Remote Monitoring Using Smartphone Based Plantar Pressure Sensors: Unimodal and Multimodal Activity Detection

Automatic activity detection is important for remote monitoring of elderly people or patients, for context-aware applications, or simply to measure one’s activity level. Recent studies have started to use accelerometers of smart phones. Such systems require users to carry smart phones with them which limit the practical usability of these systems as people place their phones in various locations depending on situation, activity, location, culture and gender. We developed a prototype for shoe based activity detection system that uses pressure data of shoe and showed how this can be used for remote monitoring. We also developed a multimodal system where we used pressure sensor data from shoes along with accelerometers and gyroscope data from smart phones to make a robust system. We present the details of our novel activity detection system, its architecture, algorithm and evaluation.

Activity Detection Using Time-Delay Embedding in Multi-modal Sensor System

About two billion people in this world are using smart devices where significant computational power, storage, connectivity, and built-in sensors are carried by them as part of their life style. In health telematics, smart phone based innovative solutions are motivated by rising health care cost in both the developed and developing countries. In this paper, systems and algorithms are developed for remote monitoring of human activities using smart phone devices. For this work, time-delay embedding with expectation-maximization for Gaussian Mixture Model is explored as a way of developing activity detection system. In this system, we have developed lower computational cost algorithm by reducing the number of sensors.

Identifying Phases of Gait and Development of Walking Model from Pressure and Accelerometer Data and It’s Ramifications in Elderly Walking

Locomotion is a feature of all animals. Whereas quadruped are fast and stable, human’s bipedal gait is less stable and less efficient. Human gait analysis is going on for a long time. Such analysis usually used force data applied on the ground during different phases of gait. In this paper, we have analyzed the pressure data collected from pressure sensors placed on shoes along with accelerometer data collected from cell phones during walking activity. We identified different phases of walking activity using the pressure data. We also have developed a biomechanical model of gait based on the pressure and acceleration data.

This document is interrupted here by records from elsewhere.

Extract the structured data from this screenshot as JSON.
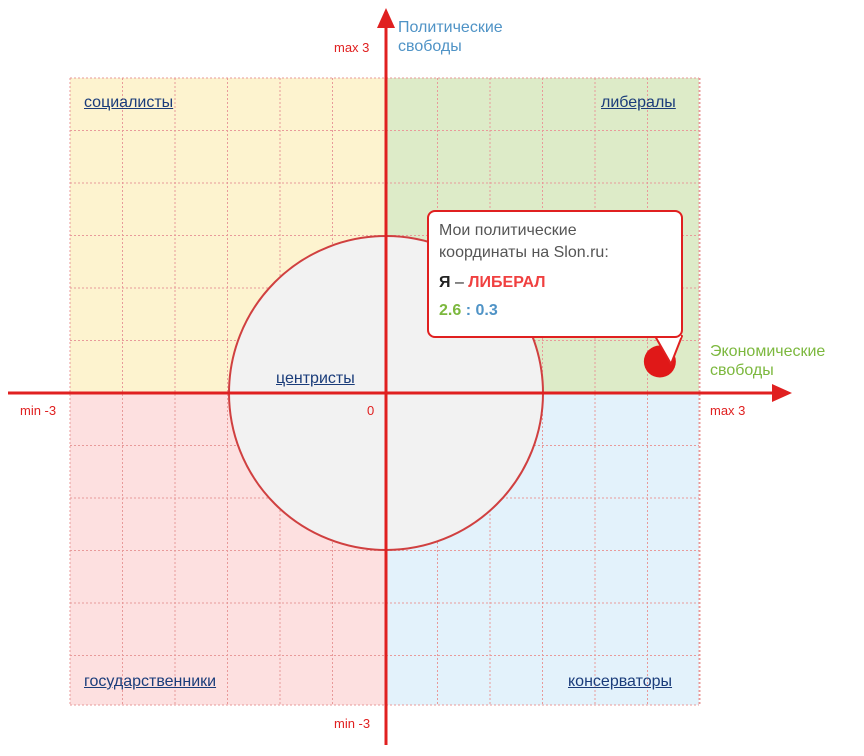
{
  "chart_data": {
    "type": "scatter",
    "xlabel": "Экономические свободы",
    "ylabel": "Политические свободы",
    "xlim": [
      -3,
      3
    ],
    "ylim": [
      -3,
      3
    ],
    "x_ticks": {
      "min": "min -3",
      "max": "max 3",
      "zero": "0"
    },
    "y_ticks": {
      "min": "min -3",
      "max": "max 3"
    },
    "grid": true,
    "points": [
      {
        "x": 2.6,
        "y": 0.3
      }
    ]
  },
  "quadrants": {
    "top_left": "социалисты",
    "top_right": "либералы",
    "bottom_left": "государственники",
    "bottom_right": "консерваторы",
    "center": "центристы"
  },
  "bubble": {
    "caption_line1": "Мои политические",
    "caption_line2": "координаты на Slon.ru:",
    "me": "Я",
    "dash": " – ",
    "verdict": "ЛИБЕРАЛ",
    "econ_value": "2.6",
    "separator": " : ",
    "pol_value": "0.3"
  },
  "colors": {
    "axis": "#e02020",
    "top_left_fill": "#fdf3cf",
    "top_right_fill": "#ddebc8",
    "bottom_left_fill": "#fde0e0",
    "bottom_right_fill": "#e3f2fb",
    "center_fill": "#f2f2f2",
    "econ_color": "#7cb83e",
    "pol_color": "#4f93c6",
    "link_color": "#1a3c7a"
  }
}
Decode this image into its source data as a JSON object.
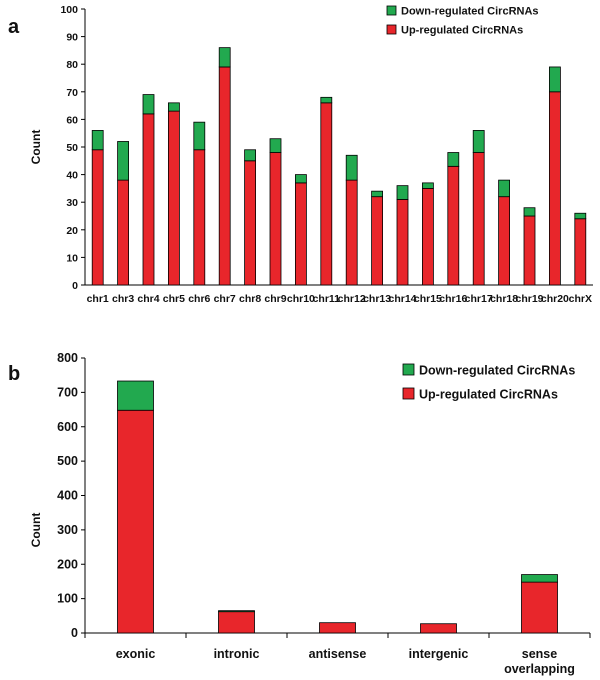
{
  "chart_data": [
    {
      "panel": "a",
      "type": "bar",
      "stacked": true,
      "ylabel": "Count",
      "ylim": [
        0,
        100
      ],
      "yticks": [
        0,
        10,
        20,
        30,
        40,
        50,
        60,
        70,
        80,
        90,
        100
      ],
      "categories": [
        "chr1",
        "chr3",
        "chr4",
        "chr5",
        "chr6",
        "chr7",
        "chr8",
        "chr9",
        "chr10",
        "chr11",
        "chr12",
        "chr13",
        "chr14",
        "chr15",
        "chr16",
        "chr17",
        "chr18",
        "chr19",
        "chr20",
        "chrX"
      ],
      "series": [
        {
          "name": "Up-regulated CircRNAs",
          "color": "#e8262b",
          "values": [
            49,
            38,
            62,
            63,
            49,
            79,
            45,
            48,
            37,
            66,
            38,
            32,
            31,
            35,
            43,
            48,
            32,
            25,
            70,
            24
          ]
        },
        {
          "name": "Down-regulated CircRNAs",
          "color": "#22a94f",
          "values": [
            7,
            14,
            7,
            3,
            10,
            7,
            4,
            5,
            3,
            2,
            9,
            2,
            5,
            2,
            5,
            8,
            6,
            3,
            9,
            2
          ]
        }
      ],
      "legend": [
        "Down-regulated CircRNAs",
        "Up-regulated CircRNAs"
      ],
      "legend_position": "top-right"
    },
    {
      "panel": "b",
      "type": "bar",
      "stacked": true,
      "ylabel": "Count",
      "ylim": [
        0,
        800
      ],
      "yticks": [
        0,
        100,
        200,
        300,
        400,
        500,
        600,
        700,
        800
      ],
      "categories": [
        "exonic",
        "intronic",
        "antisense",
        "intergenic",
        "sense overlapping"
      ],
      "category_lines": [
        [
          "exonic"
        ],
        [
          "intronic"
        ],
        [
          "antisense"
        ],
        [
          "intergenic"
        ],
        [
          "sense",
          "overlapping"
        ]
      ],
      "series": [
        {
          "name": "Up-regulated CircRNAs",
          "color": "#e8262b",
          "values": [
            648,
            62,
            30,
            27,
            148
          ]
        },
        {
          "name": "Down-regulated CircRNAs",
          "color": "#22a94f",
          "values": [
            85,
            3,
            0,
            0,
            22
          ]
        }
      ],
      "legend": [
        "Down-regulated CircRNAs",
        "Up-regulated CircRNAs"
      ],
      "legend_position": "top-right"
    }
  ]
}
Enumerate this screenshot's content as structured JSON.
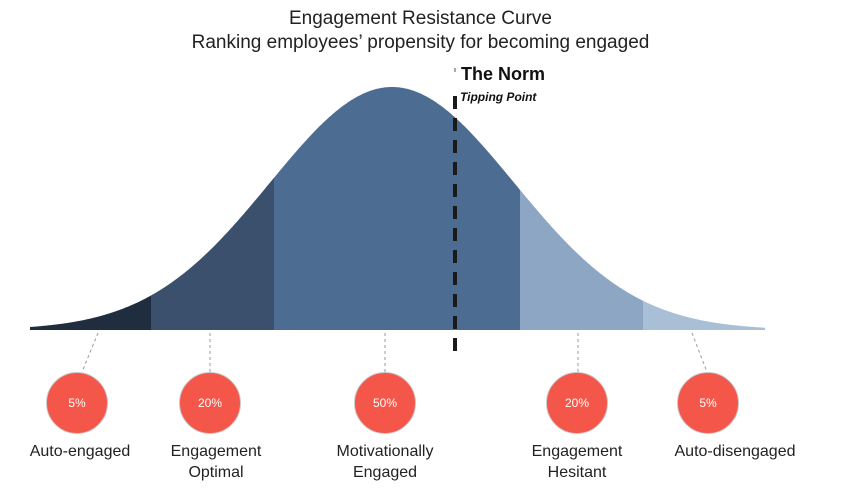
{
  "title": "Engagement Resistance Curve",
  "subtitle": "Ranking employees’ propensity for becoming engaged",
  "norm": {
    "label": "The Norm",
    "sublabel": "Tipping Point"
  },
  "segments": [
    {
      "percent": "5%",
      "label_line1": "Auto-engaged",
      "label_line2": "",
      "color": "#1f2d3e"
    },
    {
      "percent": "20%",
      "label_line1": "Engagement",
      "label_line2": "Optimal",
      "color": "#3b506c"
    },
    {
      "percent": "50%",
      "label_line1": "Motivationally",
      "label_line2": "Engaged",
      "color": "#4d6c92"
    },
    {
      "percent": "20%",
      "label_line1": "Engagement",
      "label_line2": "Hesitant",
      "color": "#8da6c4"
    },
    {
      "percent": "5%",
      "label_line1": "Auto-disengaged",
      "label_line2": "",
      "color": "#a9bfd6"
    }
  ],
  "accent_color": "#f4574a"
}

PryGuard: a secure distributed authentication protocol for pervasive computing environment

Handheld devices have become so commonplace nowadays that they are an integral part of our everyday life. Proliferation of these mobile handheld devices equipped with wide range of capabilities has bolstered widespread popularity of pervasive computing applications. In such applications many devices interact with each other by forming ad hoc wireless networks. The necessity of such unavoidable inter-device dependency along with volatile nature of connectivity and the lack of a fixed infrastructure for authentication and authorization, devices are susceptible and vulnerable to malicious active and passive snoopers. If a device registers a malicious device as its valid neighbor, the security and privacy of entire system might be jeopardized. Such sensitivity to malevolent activity necessitates the need for a robust mechanism to maintain a list of valid devices that will help to prevent malicious devices from authenticating successfully. In this paper, we present the feasibility of using a decentralized protocol in order to prevent malicious devices from participating illicitly into the ad hoc networks.